Kuminga is one of the NBA's "big four" restricted free agents this offseason, along with Giddey, Cam Thomas of the Brooklyn Nets and Quentin Grimes of the Philadelphia 76ers. Kuminga and Grimes' futures are still up in the air, but Golden State's negotiations with its young forward have been far more combative than the others.
Kuminga is, understandably, aiming for long-term financial security and a bigger offensive role than he's had under Steve Kerr during his first four seasons, but he's so far naively and stubbornly refused to accept any offer the Warriors have sent his way, something that should only validate the Bulls' decision.
Jonathan Kuminga's contract demands are too wild for the Chicago Bulls
Anthony Slater and Shams Charania of ESPN relayed earlier this week that Golden State has presented Kuminga with three different options: a fully guaranteed three-year, $54 million deal, a two-year, $45 million deal with a team option on the second season that would require Kuminga to waive what is essentially a no-trade clause, and most recently a three-year, $75.2 million deal, again with a team option on the final season.

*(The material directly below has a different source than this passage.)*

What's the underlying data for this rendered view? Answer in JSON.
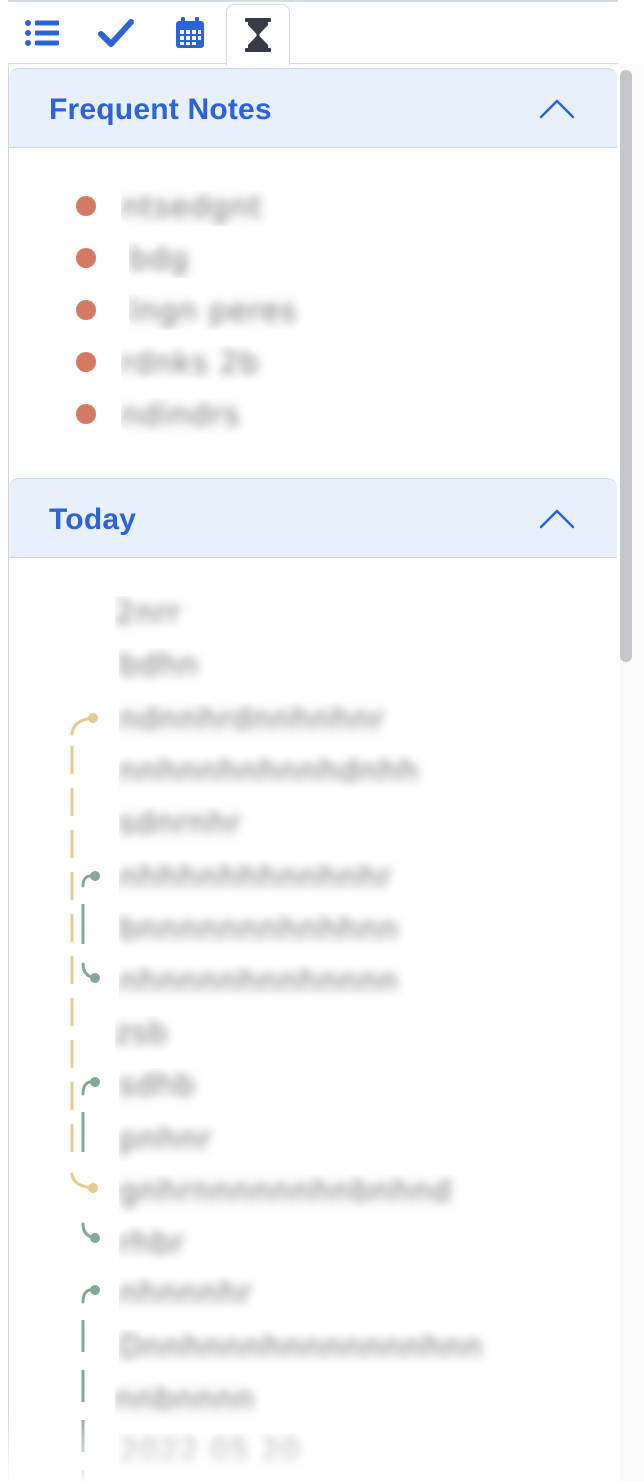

Kuminga doesn't want a team option included in any new contract, and the Warriors have refused to drop it. Golden State, in essence, is trying to create a tradeable agreement.
Kuminga's agent, Aaron Turner, hopped on the latest edition of The Hoop Collective Podcast to give his take on the long-running ordeal and explain why his side is prepared to accept a one-year $7.9 million qualifying offer and rejoin the market as an unrestricted free agent next summer.
Turner also shot down reports that Golden State had offered Kuminga a five-year, $150 million extension last summer after Bleacher Report's Jake Fischer claimed he was looking for a max deal in the $35 million per season range. Slater revealed that the Warriors' 2024 offer topped out at $30 million -- the same number that's been tossed around as Kuminga's eventual goal.
It's hard to believe that if Golden State offered any contract worth $30 million annually, Kuminga and Turner would've refused to sign it. Regardless, he and the Warriors remain oceans away from any pact, and it feels like neither side is incredibly interested in extending their relationship.
Giddey, on the other hand, agreed to a perfect compromise between the $20 million per year the Bulls wanted to pay him and the $30 million per year he craved. There wasn't much public drama, and Chicago is arguably better off holding onto a 22-year-old point guard on the rise, anyway. The Kuminga negotiations have been messy, and he hasn't shown the level of growth and consistency Giddey did last season.
The Bulls still have ways to add Kuminga if they want to. If the four-year pro decides to accept his qualifying offer (which is looking increasingly likely), Chicago can simply sign him outright as an unrestricted free agent next summer when it has the most available cap space in the NBA.
But this saga should make the Bulls' brass feel perfectly content in their decision to hold onto Giddey rather than going through this messy process with Kuminga.